Scalia also noted that the DOL has responded to COVID-19 by helping implement congressional mandates for paid sick leave and enhanced unemployment insurance, and that the agency is now "pivoting" toward helping unemployed workers get back on the job in a "safe" way.
"We appreciate that a business wants confidence in the measures that they need to take and to know that when those measures are taken [that] they've done enough," Scalia said. "And we're mindful as well that workers need confidence in the safety of their conditions when they return."
The labor secretary's comments came hours after a House Committee on Education and Labor announced that one of its subcommittees will hold a hearing on Thursday to delve into the Trump administration's handling of worker safety issues during the pandemic.
The long-awaited hearing, which will feature testimony from Loren Sweatt, the principal deputy assistant secretary of the Occupational Safety and Health Administration, was originally scheduled for last week but was postponed. That led to some partisan rancor among lawmakers over the reason for the delay. The DOL for its part released portions of Sweatt's written testimony shortly after the hearing was pushed back that reiterated OSHA's commitment to addressing COVID-19.
Besides his brief aside regarding OSHA, Scalia spent the bulk of his remarks on Tuesday buttressing the Trump administration's years-long push to cut what it sees as burdensome regulations on employers that impair economic growth.
President Donald Trump took the latest step in furthering that goal last week when he signed an executive order mandating that government agencies do all they can to reasonably ease or eliminate rules on businesses as unemployment and business closures mount due to the pandemic.

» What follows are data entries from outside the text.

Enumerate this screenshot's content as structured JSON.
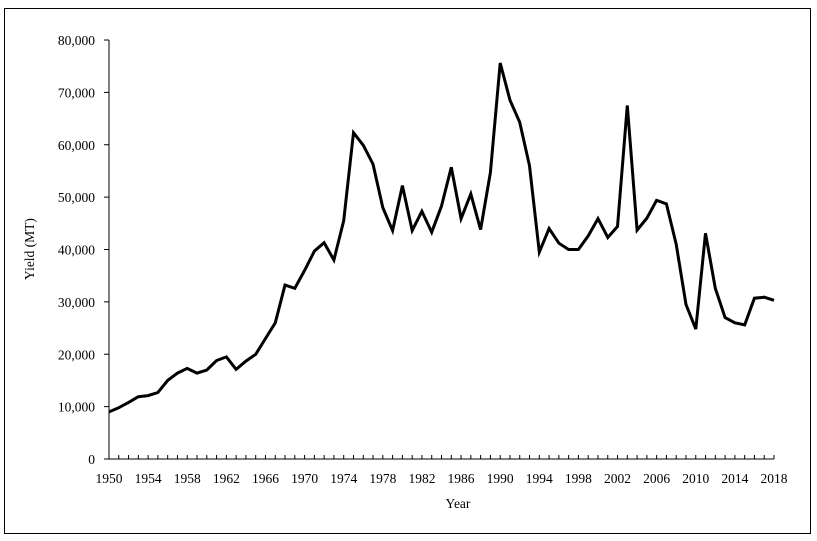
{
  "chart_data": {
    "type": "line",
    "title": "",
    "xlabel": "Year",
    "ylabel": "Yield  (MT)",
    "ylim": [
      0,
      80000
    ],
    "xlim": [
      1950,
      2018
    ],
    "grid": false,
    "legend": null,
    "y_ticks": [
      0,
      10000,
      20000,
      30000,
      40000,
      50000,
      60000,
      70000,
      80000
    ],
    "y_tick_labels": [
      "0",
      "10,000",
      "20,000",
      "30,000",
      "40,000",
      "50,000",
      "60,000",
      "70,000",
      "80,000"
    ],
    "x_tick_labels": [
      "1950",
      "1954",
      "1958",
      "1962",
      "1966",
      "1970",
      "1974",
      "1978",
      "1982",
      "1986",
      "1990",
      "1994",
      "1998",
      "2002",
      "2006",
      "2010",
      "2014",
      "2018"
    ],
    "series": [
      {
        "name": "Yield",
        "color": "#000000",
        "x": [
          1950,
          1951,
          1952,
          1953,
          1954,
          1955,
          1956,
          1957,
          1958,
          1959,
          1960,
          1961,
          1962,
          1963,
          1964,
          1965,
          1966,
          1967,
          1968,
          1969,
          1970,
          1971,
          1972,
          1973,
          1974,
          1975,
          1976,
          1977,
          1978,
          1979,
          1980,
          1981,
          1982,
          1983,
          1984,
          1985,
          1986,
          1987,
          1988,
          1989,
          1990,
          1991,
          1992,
          1993,
          1994,
          1995,
          1996,
          1997,
          1998,
          1999,
          2000,
          2001,
          2002,
          2003,
          2004,
          2005,
          2006,
          2007,
          2008,
          2009,
          2010,
          2011,
          2012,
          2013,
          2014,
          2015,
          2016,
          2017,
          2018
        ],
        "values": [
          9000,
          9800,
          10800,
          11900,
          12100,
          12700,
          15000,
          16400,
          17300,
          16400,
          17000,
          18800,
          19500,
          17100,
          18700,
          20000,
          23000,
          26000,
          33200,
          32600,
          36000,
          39700,
          41300,
          38000,
          45500,
          62300,
          59900,
          56300,
          48000,
          43600,
          52200,
          43600,
          47300,
          43300,
          48300,
          55700,
          45900,
          50600,
          43800,
          54700,
          75600,
          68500,
          64300,
          56000,
          39500,
          44000,
          41200,
          40000,
          40000,
          42600,
          45900,
          42300,
          44400,
          67500,
          43700,
          46000,
          49400,
          48700,
          41000,
          29500,
          24800,
          43100,
          32600,
          27000,
          26000,
          25600,
          30700,
          30900,
          30300
        ]
      }
    ]
  }
}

The move was in keeping with other executive orders Trump has issued throughout his term, including one that came soon after he took office directing federal agencies to eliminate two regulations for every new one passed.

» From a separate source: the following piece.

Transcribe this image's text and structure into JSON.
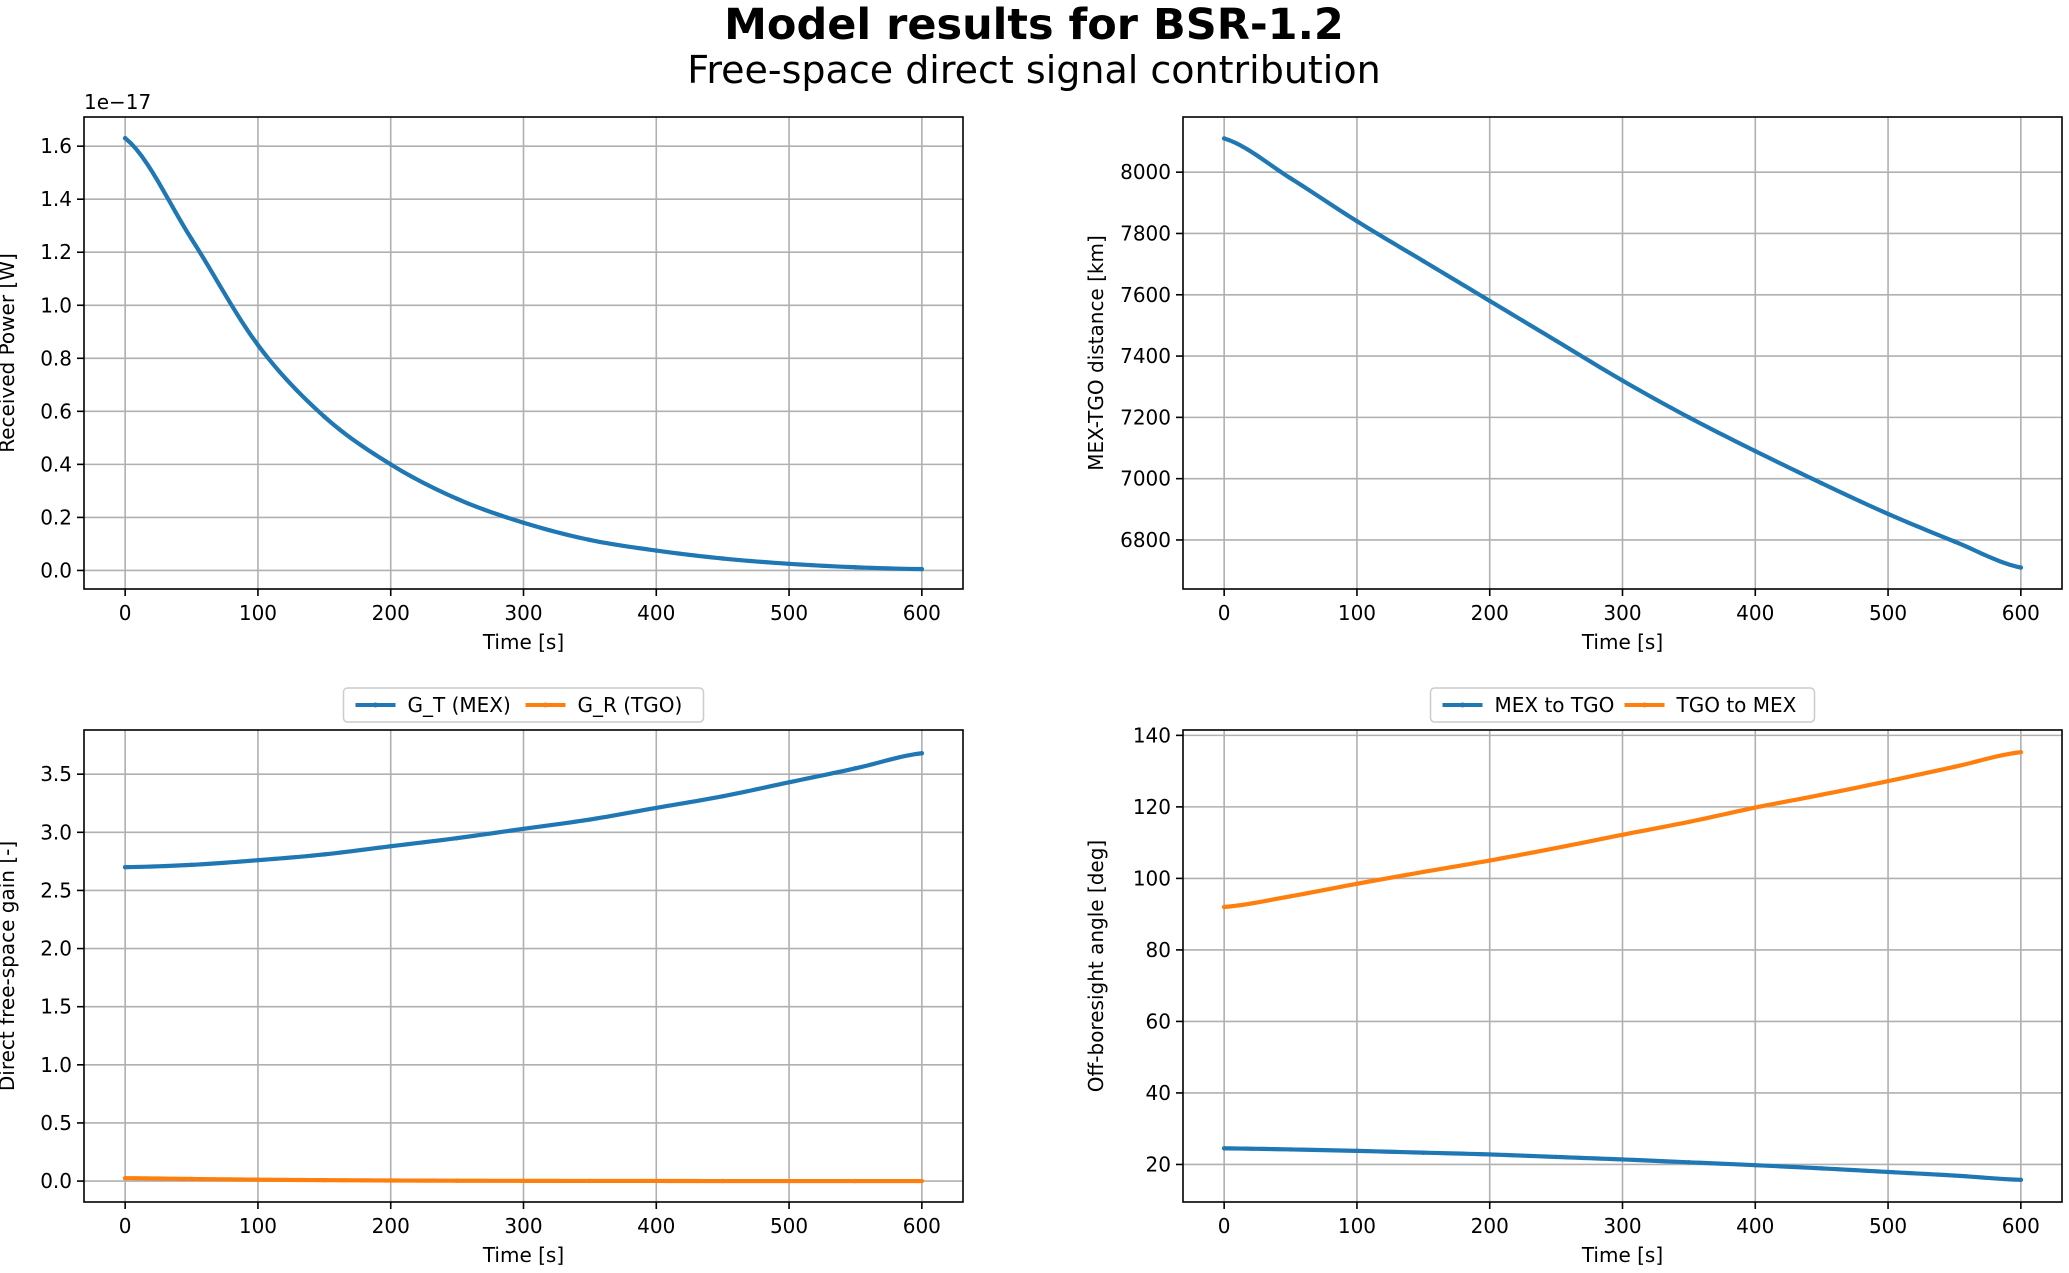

Scalia referenced both of Trump's executive orders, saying they evince a broad administration-wide push toward deregulation that he has worked to advance since taking the helm at DOL last year after he worked for years as a private practitioner challenging federal regulations.

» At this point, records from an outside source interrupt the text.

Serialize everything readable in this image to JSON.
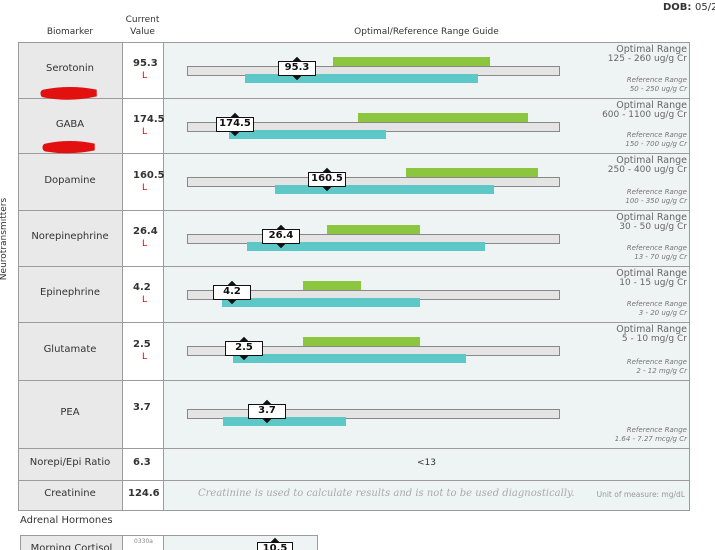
{
  "header": {
    "dob_label": "DOB:",
    "dob_value": "05/2"
  },
  "table": {
    "section": "Neurotransmitters",
    "columns": [
      "Biomarker",
      "Current",
      "Value",
      "Optimal/Reference Range Guide"
    ],
    "rows": [
      {
        "name": "Serotonin",
        "value": 95.3,
        "flag": "L",
        "optimal_label": "Optimal Range",
        "optimal_range": "125 - 260 ug/g Cr",
        "reference_label": "Reference Range",
        "reference_range": "50 - 250 ug/g Cr"
      },
      {
        "name": "GABA",
        "value": 174.5,
        "flag": "L",
        "optimal_label": "Optimal Range",
        "optimal_range": "600 - 1100 ug/g Cr",
        "reference_label": "Reference Range",
        "reference_range": "150 - 700 ug/g Cr"
      },
      {
        "name": "Dopamine",
        "value": 160.5,
        "flag": "L",
        "optimal_label": "Optimal Range",
        "optimal_range": "250 - 400 ug/g Cr",
        "reference_label": "Reference Range",
        "reference_range": "100 - 350 ug/g Cr"
      },
      {
        "name": "Norepinephrine",
        "value": 26.4,
        "flag": "L",
        "optimal_label": "Optimal Range",
        "optimal_range": "30 - 50 ug/g Cr",
        "reference_label": "Reference Range",
        "reference_range": "13 - 70 ug/g Cr"
      },
      {
        "name": "Epinephrine",
        "value": 4.2,
        "flag": "L",
        "optimal_label": "Optimal Range",
        "optimal_range": "10 - 15 ug/g Cr",
        "reference_label": "Reference Range",
        "reference_range": "3 - 20 ug/g Cr"
      },
      {
        "name": "Glutamate",
        "value": 2.5,
        "flag": "L",
        "optimal_label": "Optimal Range",
        "optimal_range": "5 - 10 mg/g Cr",
        "reference_label": "Reference Range",
        "reference_range": "2 - 12 mg/g Cr"
      },
      {
        "name": "PEA",
        "value": 3.7,
        "reference_label": "Reference Range",
        "reference_range": "1.64 - 7.27 mcg/g Cr"
      }
    ],
    "ratio_row": {
      "name": "Norepi/Epi Ratio",
      "value": 6.3,
      "range": "<13"
    },
    "creatinine_row": {
      "name": "Creatinine",
      "value": 124.6,
      "note": "Creatinine is used to calculate results and is not to be used diagnostically.",
      "unit": "Unit of measure: mg/dL"
    }
  },
  "adrenal": {
    "title": "Adrenal Hormones",
    "rows": [
      {
        "name": "Morning Cortisol",
        "time": "0330a",
        "value": 10.5
      }
    ]
  }
}
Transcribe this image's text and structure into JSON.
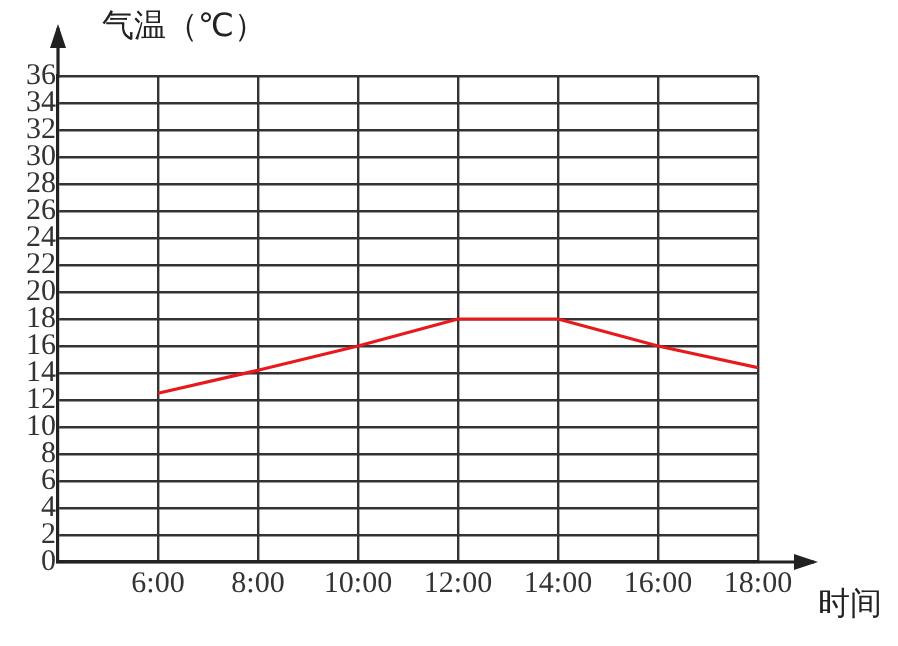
{
  "chart_data": {
    "type": "line",
    "ylabel": "气温（℃）",
    "xlabel": "时间",
    "x": [
      6,
      8,
      10,
      12,
      14,
      16,
      18
    ],
    "series": [
      {
        "color": "#e8191c",
        "values": [
          12.5,
          14.2,
          16,
          18,
          18,
          16,
          14.4
        ]
      }
    ],
    "xlim": [
      4,
      18
    ],
    "xticks": [
      {
        "value": 6,
        "label": "6:00"
      },
      {
        "value": 8,
        "label": "8:00"
      },
      {
        "value": 10,
        "label": "10:00"
      },
      {
        "value": 12,
        "label": "12:00"
      },
      {
        "value": 14,
        "label": "14:00"
      },
      {
        "value": 16,
        "label": "16:00"
      },
      {
        "value": 18,
        "label": "18:00"
      }
    ],
    "ylim": [
      0,
      36
    ],
    "yticks": [
      0,
      2,
      4,
      6,
      8,
      10,
      12,
      14,
      16,
      18,
      20,
      22,
      24,
      26,
      28,
      30,
      32,
      34,
      36
    ],
    "grid": true,
    "legend": false,
    "marker": "none",
    "line_style": "solid"
  }
}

Moreover, Scalia touted the pre-pandemic unemployment rates and jobs numbers as evidence that the administration's deregulatory push yielded positive economic results. But he acknowledged that the virus has drastically altered the employment landscape, as nearly 40 million workers have filed for unemployment benefits in recent months and the unemployment rate has climbed to 14.7%.
The DOL chief also said that the unemployment rate "will be higher" when the agency puts out its next unemployment report. But he asserted that the path to reviving the economy won't be through "government mandates."
"Since March, our nation has been in a period of extraordinary government intervention and that has been needed, we had to do it," he said. "But we cannot forget the exceptional economy we had before the virus and the policies that brought it about. And we cannot forget that the single best thing that the government can do for the American worker is to foster conditions for vibrant job growth."